Gplus europe, eine Brüsseler Tochter des New Yorker PR-Riesen Ketchum, arbeitete für die andere Seite, die russische Regierung. Allerdings sei Moskau punkto PR «mindestens zehn Jahre hinter dem Westen zurück», klagt ein russischer Insider. Erst vier Tage nach Beginn der Kämpfe gewährte Aussenminister Sergej Lawrow CNN ein Interview. Moskaus Versagen im medialen Kampf, so geben russische Experten zu, liege am Kreml, der PR-Arbeit allein als innerrussische Propaganda begreife.

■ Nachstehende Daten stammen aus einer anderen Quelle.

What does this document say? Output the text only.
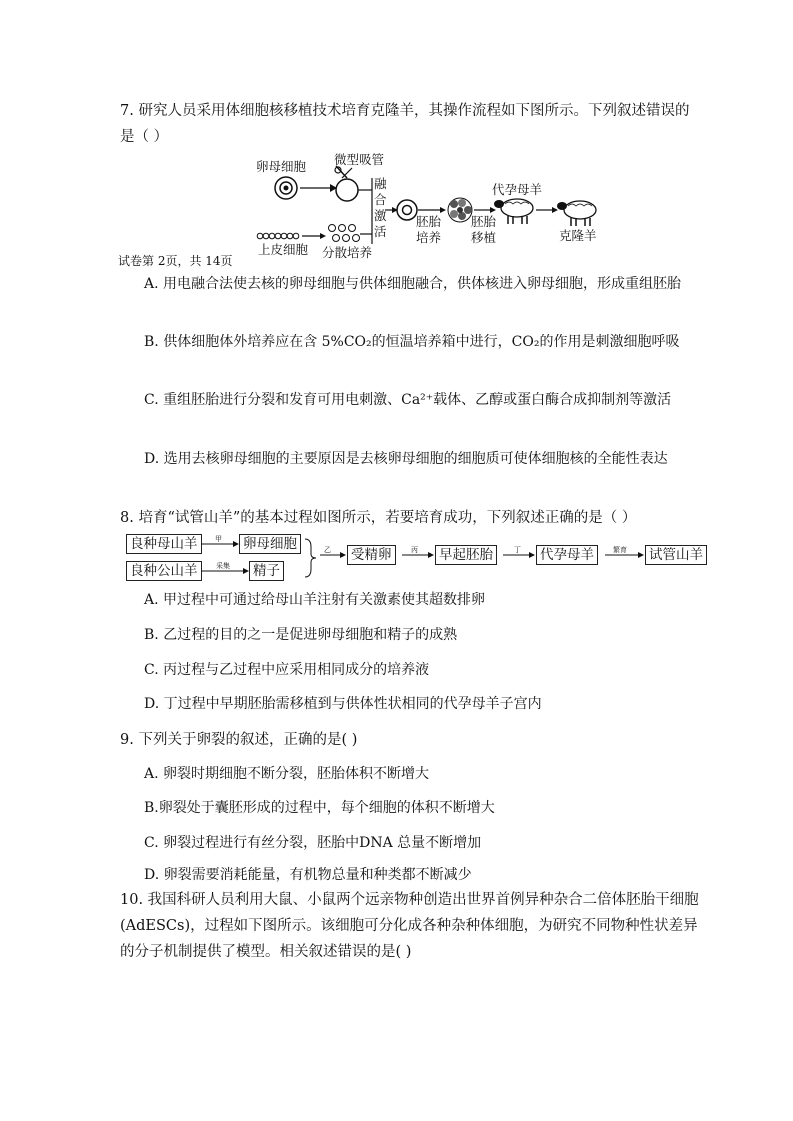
7. 研究人员采用体细胞核移植技术培育克隆羊，其操作流程如下图所示。下列叙述错误的是（ ）
卵母细胞 微型吸管
上皮细胞 分散培养
融合激活
胚胎培养
胚胎移植
代孕母羊
克隆羊
试卷第 2页，共 14页
A. 用电融合法使去核的卵母细胞与供体细胞融合，供体核进入卵母细胞，形成重组胚胎
B. 供体细胞体外培养应在含 5%CO₂的恒温培养箱中进行，CO₂的作用是刺激细胞呼吸
C. 重组胚胎进行分裂和发育可用电刺激、Ca²⁺载体、乙醇或蛋白酶合成抑制剂等激活
D. 选用去核卵母细胞的主要原因是去核卵母细胞的细胞质可使体细胞核的全能性表达
8. 培育“试管山羊”的基本过程如图所示，若要培育成功，下列叙述正确的是（ ）
良种母山羊
良种公山羊
卵母细胞
精子
受精卵	早起胚胎	代孕母羊	试管山羊
甲
采集
乙	丙	丁	繁育
A. 甲过程中可通过给母山羊注射有关激素使其超数排卵
B. 乙过程的目的之一是促进卵母细胞和精子的成熟
C. 丙过程与乙过程中应采用相同成分的培养液
D. 丁过程中早期胚胎需移植到与供体性状相同的代孕母羊子宫内
9. 下列关于卵裂的叙述，正确的是( )
A. 卵裂时期细胞不断分裂，胚胎体积不断增大
B.卵裂处于囊胚形成的过程中，每个细胞的体积不断增大
C. 卵裂过程进行有丝分裂，胚胎中DNA 总量不断增加
D. 卵裂需要消耗能量，有机物总量和种类都不断减少
10. 我国科研人员利用大鼠、小鼠两个远亲物种创造出世界首例异种杂合二倍体胚胎干细胞(AdESCs)，过程如下图所示。该细胞可分化成各种杂种体细胞，为研究不同物种性状差异的分子机制提供了模型。相关叙述错误的是( )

Sheldon Rampton, Mitbegründer der US-amerikanischen Organisation PR-Watch, hat analysiert, wie die PR-Industrie die Berichterstattung der US- Medien vor und während des Irakkriegs beeinflusst hat: «PR-Firmen spielten der US-Regierung die Bälle zu und schürten eine Stimmung, die von Gerüchten, Vermutungen und Ängsten beherrscht war», sagt Rampton. «Jeder neu lancierten Behauptung und Geschichte folgte eine Flut von Medienreaktionen. Stimmen, die nicht ins Kalkül des PR-Auftraggebers passen, werden von der PR-Agentur als unpatriotische Gegner identifiziert und ins Abseits gestellt.» Bei einer derartig inszenierten Kommunikation hätten JournalistInnen keine Chance mehr, Hintergründe zu recherchieren: «In ihrer Hatz nach exklusiven und aktuellen Informationen geraten sie in Gefahr, von der PR-Maschinerie vereinnahmt zu werden.» Auf diese Weise, so Rampton, habe es die US-Regierung von George Bush geschafft, die Öffentlichkeit zu überzeugen, der Irak besitze Massenvernichtungswaffen und habe bei den Anschlägen am 11. September 2001 mitgewirkt.